À l’audience du 28 février 2025, le tribunal entend les parties et met l’affaire en délibéré.
Sur ce, le tribunal,
Il résulte de la combinaison des articles 32, 117 et 121 du code de procédure civile qu’est irrecevable toute prétention émise par ou contre une personne dépourvue du droit d’agir et que cette situation n’est pas susceptible d’être régularisée lorsque la prétention est émise par ou contre une partie dépourvue de la personnalité juridique.
Toutefois, ce dernier principe est seulement applicable lorsqu’au moment de la délivrance de l’assignation, la partie en cause, qu’elle soit en demande ou en défense, est dépourvue d’existence juridique, puisqu’en effet, une telle délivrance constitue une irrégularité de fond, précisée à l’article 117 du code de procédure civile, qui affecte la validité de l’assignation elle-même comme des actes et du jugement subséquents.
Au moment de la délivrance de l’assignation, s’il est exact que la société LUBERON TECH SERVICE disposait toujours de la personnalité juridique, tel n’est pas le cas depuis le 31 mars 2025, date d’effet de la clôture des opérations de liquidation amiable de la société en cause.
Le tribunal envisage de relever d’office le moyen tiré de l’article 126 du code de procédure civile, aux termes duquel dans le cas où la situation donnant lieu à fin de non-recevoir est susceptible d’être régularisée, l’irrecevabilité est écartée si sa cause a disparu au moment où le juge statue et lorsque, avant toute forclusion, la personne ayant qualité pour agir devient partie à l’instance.
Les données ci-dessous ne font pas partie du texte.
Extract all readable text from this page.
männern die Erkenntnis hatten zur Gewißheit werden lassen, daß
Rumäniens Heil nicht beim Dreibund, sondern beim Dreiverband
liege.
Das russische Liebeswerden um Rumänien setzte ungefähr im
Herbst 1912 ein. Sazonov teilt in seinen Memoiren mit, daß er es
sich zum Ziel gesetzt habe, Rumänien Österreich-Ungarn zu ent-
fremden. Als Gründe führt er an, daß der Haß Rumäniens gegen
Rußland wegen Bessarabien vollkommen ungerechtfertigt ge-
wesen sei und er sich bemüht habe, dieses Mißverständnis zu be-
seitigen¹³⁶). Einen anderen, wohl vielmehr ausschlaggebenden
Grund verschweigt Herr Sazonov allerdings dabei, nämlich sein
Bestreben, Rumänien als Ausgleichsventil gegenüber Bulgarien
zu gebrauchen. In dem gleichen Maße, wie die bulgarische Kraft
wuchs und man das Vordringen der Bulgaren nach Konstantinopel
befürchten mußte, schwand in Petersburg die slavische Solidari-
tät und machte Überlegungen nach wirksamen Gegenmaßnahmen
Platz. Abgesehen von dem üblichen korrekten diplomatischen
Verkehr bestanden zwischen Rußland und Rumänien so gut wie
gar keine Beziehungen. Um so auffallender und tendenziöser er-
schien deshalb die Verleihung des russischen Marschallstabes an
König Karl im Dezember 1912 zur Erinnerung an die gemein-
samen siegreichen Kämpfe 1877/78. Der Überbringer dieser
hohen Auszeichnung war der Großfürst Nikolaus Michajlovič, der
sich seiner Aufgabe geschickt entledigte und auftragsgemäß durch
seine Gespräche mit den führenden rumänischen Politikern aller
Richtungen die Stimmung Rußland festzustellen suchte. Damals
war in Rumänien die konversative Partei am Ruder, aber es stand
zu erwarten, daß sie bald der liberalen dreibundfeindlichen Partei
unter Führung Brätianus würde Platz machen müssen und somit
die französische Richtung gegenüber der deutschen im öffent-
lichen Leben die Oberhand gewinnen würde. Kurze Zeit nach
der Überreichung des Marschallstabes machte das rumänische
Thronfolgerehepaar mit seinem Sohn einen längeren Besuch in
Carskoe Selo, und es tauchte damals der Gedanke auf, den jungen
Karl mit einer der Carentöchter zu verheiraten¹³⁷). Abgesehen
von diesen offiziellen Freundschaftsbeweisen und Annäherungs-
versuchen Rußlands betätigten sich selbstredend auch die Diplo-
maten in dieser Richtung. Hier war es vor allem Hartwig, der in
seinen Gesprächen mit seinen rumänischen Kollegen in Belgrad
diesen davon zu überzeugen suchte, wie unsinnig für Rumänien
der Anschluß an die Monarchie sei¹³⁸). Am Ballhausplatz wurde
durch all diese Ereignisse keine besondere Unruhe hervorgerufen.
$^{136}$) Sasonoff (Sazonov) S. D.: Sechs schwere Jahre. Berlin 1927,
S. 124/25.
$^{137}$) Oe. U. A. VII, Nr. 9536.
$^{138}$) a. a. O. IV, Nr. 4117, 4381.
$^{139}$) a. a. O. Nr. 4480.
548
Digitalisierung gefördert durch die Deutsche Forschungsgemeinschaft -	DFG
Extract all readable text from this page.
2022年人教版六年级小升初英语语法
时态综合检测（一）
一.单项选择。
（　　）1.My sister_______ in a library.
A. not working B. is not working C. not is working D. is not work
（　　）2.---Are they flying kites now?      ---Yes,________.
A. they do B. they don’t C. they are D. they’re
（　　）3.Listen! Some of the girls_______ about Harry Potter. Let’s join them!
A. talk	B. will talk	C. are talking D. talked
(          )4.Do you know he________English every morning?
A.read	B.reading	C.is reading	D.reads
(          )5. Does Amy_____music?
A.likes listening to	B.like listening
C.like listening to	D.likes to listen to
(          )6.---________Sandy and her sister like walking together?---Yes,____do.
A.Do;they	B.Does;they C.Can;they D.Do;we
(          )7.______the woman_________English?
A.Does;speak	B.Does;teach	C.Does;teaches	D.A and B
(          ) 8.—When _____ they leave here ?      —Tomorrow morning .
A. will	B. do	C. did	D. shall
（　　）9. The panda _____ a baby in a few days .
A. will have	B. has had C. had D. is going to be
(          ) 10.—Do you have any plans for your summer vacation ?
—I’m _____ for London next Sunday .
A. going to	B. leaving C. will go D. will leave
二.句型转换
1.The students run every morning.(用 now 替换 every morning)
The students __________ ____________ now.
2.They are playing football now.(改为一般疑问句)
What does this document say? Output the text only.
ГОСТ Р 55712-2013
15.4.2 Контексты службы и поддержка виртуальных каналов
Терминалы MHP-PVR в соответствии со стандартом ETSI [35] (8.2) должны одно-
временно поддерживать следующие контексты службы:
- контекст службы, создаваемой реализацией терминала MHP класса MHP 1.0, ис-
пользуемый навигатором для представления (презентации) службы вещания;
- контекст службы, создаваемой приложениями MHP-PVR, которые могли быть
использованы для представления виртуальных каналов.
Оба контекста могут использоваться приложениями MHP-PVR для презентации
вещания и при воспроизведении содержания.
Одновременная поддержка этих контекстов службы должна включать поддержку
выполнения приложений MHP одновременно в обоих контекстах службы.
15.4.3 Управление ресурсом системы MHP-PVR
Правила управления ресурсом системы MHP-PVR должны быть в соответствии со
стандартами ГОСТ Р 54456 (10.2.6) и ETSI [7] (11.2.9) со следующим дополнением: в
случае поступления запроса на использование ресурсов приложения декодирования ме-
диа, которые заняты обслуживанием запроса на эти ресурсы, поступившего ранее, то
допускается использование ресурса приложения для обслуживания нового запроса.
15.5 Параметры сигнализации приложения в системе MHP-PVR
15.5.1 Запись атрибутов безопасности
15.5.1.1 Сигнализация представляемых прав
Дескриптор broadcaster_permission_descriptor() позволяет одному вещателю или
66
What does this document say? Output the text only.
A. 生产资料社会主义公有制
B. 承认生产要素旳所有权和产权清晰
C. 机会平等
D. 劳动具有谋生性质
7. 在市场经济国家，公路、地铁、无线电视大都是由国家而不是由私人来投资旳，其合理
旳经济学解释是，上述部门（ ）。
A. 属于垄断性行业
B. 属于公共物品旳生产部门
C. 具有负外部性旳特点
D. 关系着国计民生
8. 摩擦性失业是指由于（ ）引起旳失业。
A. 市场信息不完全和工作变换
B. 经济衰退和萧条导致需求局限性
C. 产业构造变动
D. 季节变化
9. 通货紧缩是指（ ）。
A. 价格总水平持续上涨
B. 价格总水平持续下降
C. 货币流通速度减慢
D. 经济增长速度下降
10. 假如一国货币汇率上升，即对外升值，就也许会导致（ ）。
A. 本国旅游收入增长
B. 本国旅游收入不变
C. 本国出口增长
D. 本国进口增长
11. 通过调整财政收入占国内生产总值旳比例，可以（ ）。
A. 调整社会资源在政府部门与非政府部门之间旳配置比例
Il convient de rappeler que la désignation d’un mandataire ad hoc autorise la survie de la personnalité morale aussi longtemps que les droits et obligations à caractère social ne sont pas liquidés.
Dès lors que la validité de l’acte n’est pas affectée, la société LOCAM est invitée à demander au président du tribunal compétent la désignation d’un mandataire ad hoc, à peine d’irrecevabilité de ses demandes.
L’affaire est renvoyée à une audience ultérieure.
Les autres moyens des parties ainsi que les dépens sont réservés.
Par ces motifs :
Le tribunal, après avoir délibéré conformément à la loi, statuant sur réouverture des débats, assisté du greffier,
Constate que la société LUBERON TECH SERVICE est désormais dépourvue de personnalité juridique,
Ordonne la réouverture des débats,
Invite la société LOCAM à solliciter du président du tribunal compétent la désignation d’un mandataire ad hoc,
Renvoie la cause et les parties à l’audience du lundi 23 juin 2025 à 14 heures, palais de justice d’Avignon, [Adresse 3], pour vérifier les diligences accomplies à cet égard,
Réserve tous droits et moyens des parties quant au fond, ainsi que les dépens, dont ceux de greffe, liquidés, s’agissant du seul coût du présent jugement, comme il est dit en en-tête, et avancés à ce titre par la société LOCAM,
La présente décision a été signée sur l’original conservé au greffe en minute conformément à l’article 456 du code de procédure civile et a été prononcée par mise à disposition au greffe en application de l’article 453 du code de procédure civile comme il est dit en en-tête.